Un touriste. - Nous avons parcouru de la colonne de Trajan à la Piazza Navona, du Panthéon à la fontaine de Trevi, nous avons parcouru des siècles d’histoire, de pierre, de marbre. Un carnaval pour les yeux. Une fête dans le coeur.


Scène  3.

Le choeur. - Le Vatican. Métro, ligne A. Une rame bondée. On laisse passer. Une autre rame.
 
Un touriste. - C’est celle-là ? Madame Flora ?
Madame Flora. - Non, ne la prenez pas.  
Georges. -  Allez-y.
Madame Flora. - Si.

Le choeur. -  Ah! Il n’est pas facile d’être italienne à Rome !
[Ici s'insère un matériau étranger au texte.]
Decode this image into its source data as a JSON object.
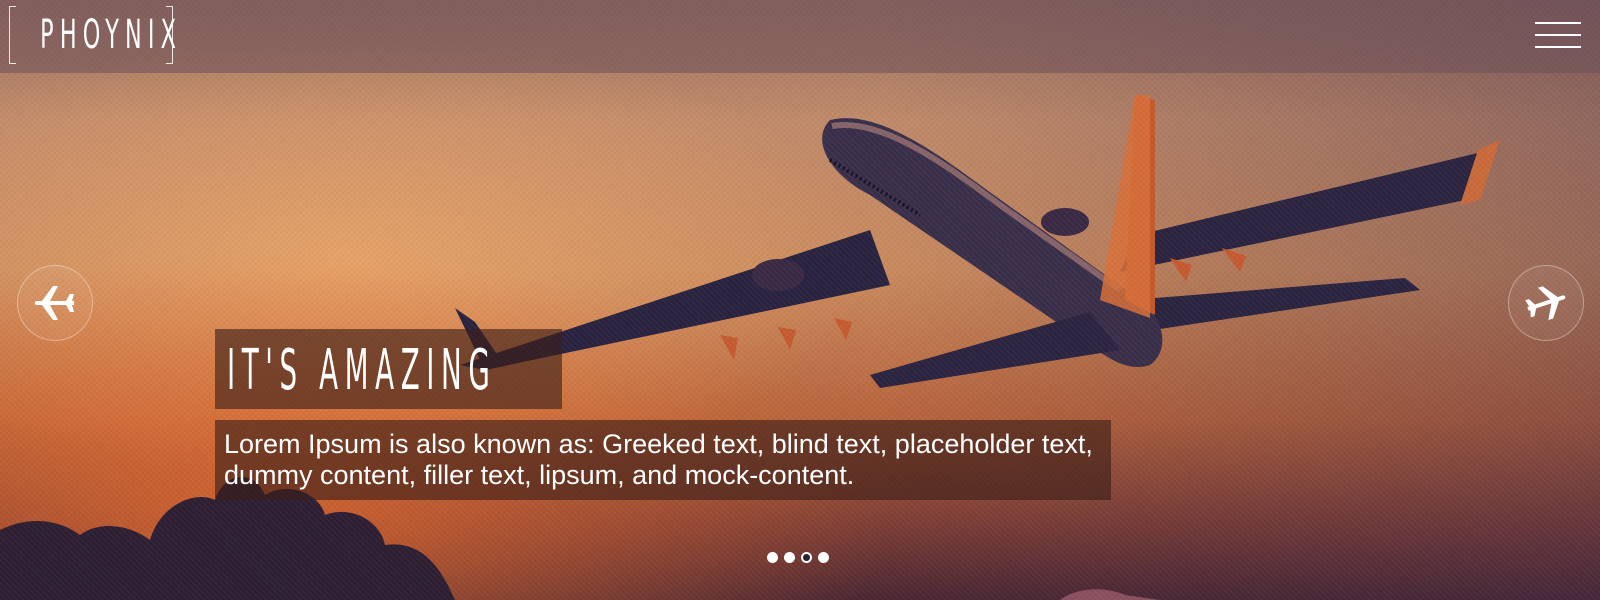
{
  "brand": {
    "logo_text": "PHOYNIX"
  },
  "header": {
    "menu_icon": "hamburger-menu-icon"
  },
  "slider": {
    "prev_icon": "airplane-left-icon",
    "next_icon": "airplane-right-icon",
    "slide": {
      "title": "IT'S AMAZING",
      "text": "Lorem Ipsum is also known as: Greeked text, blind text, placeholder text, dummy content, filler text, lipsum, and mock-content.",
      "image": "airplane-sunset-image"
    },
    "dots": [
      {
        "active": false
      },
      {
        "active": false
      },
      {
        "active": true
      },
      {
        "active": false
      }
    ]
  },
  "colors": {
    "caption_bg": "#3c1e19",
    "accent": "#ffffff"
  }
}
Une voix intérieure, celle d’Astérix. - Ils sont fous ces Romains. Tous les chemins mènent  à Rome !

Le choeur. - Une longue file défile le long des murailles du Vatican. Ciel nuageux. Temps gris. Quelques échoppes de marchands. Des cravates. Des cravates encore. Des cravates pour Gérald. Et un coin de rue. Et l’inimaginable file d’attente sur des centaines de mètres. Et des langues se délient comme en Pentecôte. Toutes les langues se parlent et se croisent ici. Mais à vrai dire, il semble que la dernière arrivée soit le japonais ! Voici l’entrée maintenant, et un immense escalier à vis. Il faut payer. Tout le monde paie, les plus de soixante, les moins de vingt. Tout le monde, sans exception. Vous saurez plus tard, voyageurs, que tout le monde doit payer pour voir l’enfer. L’enfer, ce n’est pas les autres, ce sont les autres aux musées du Vatican !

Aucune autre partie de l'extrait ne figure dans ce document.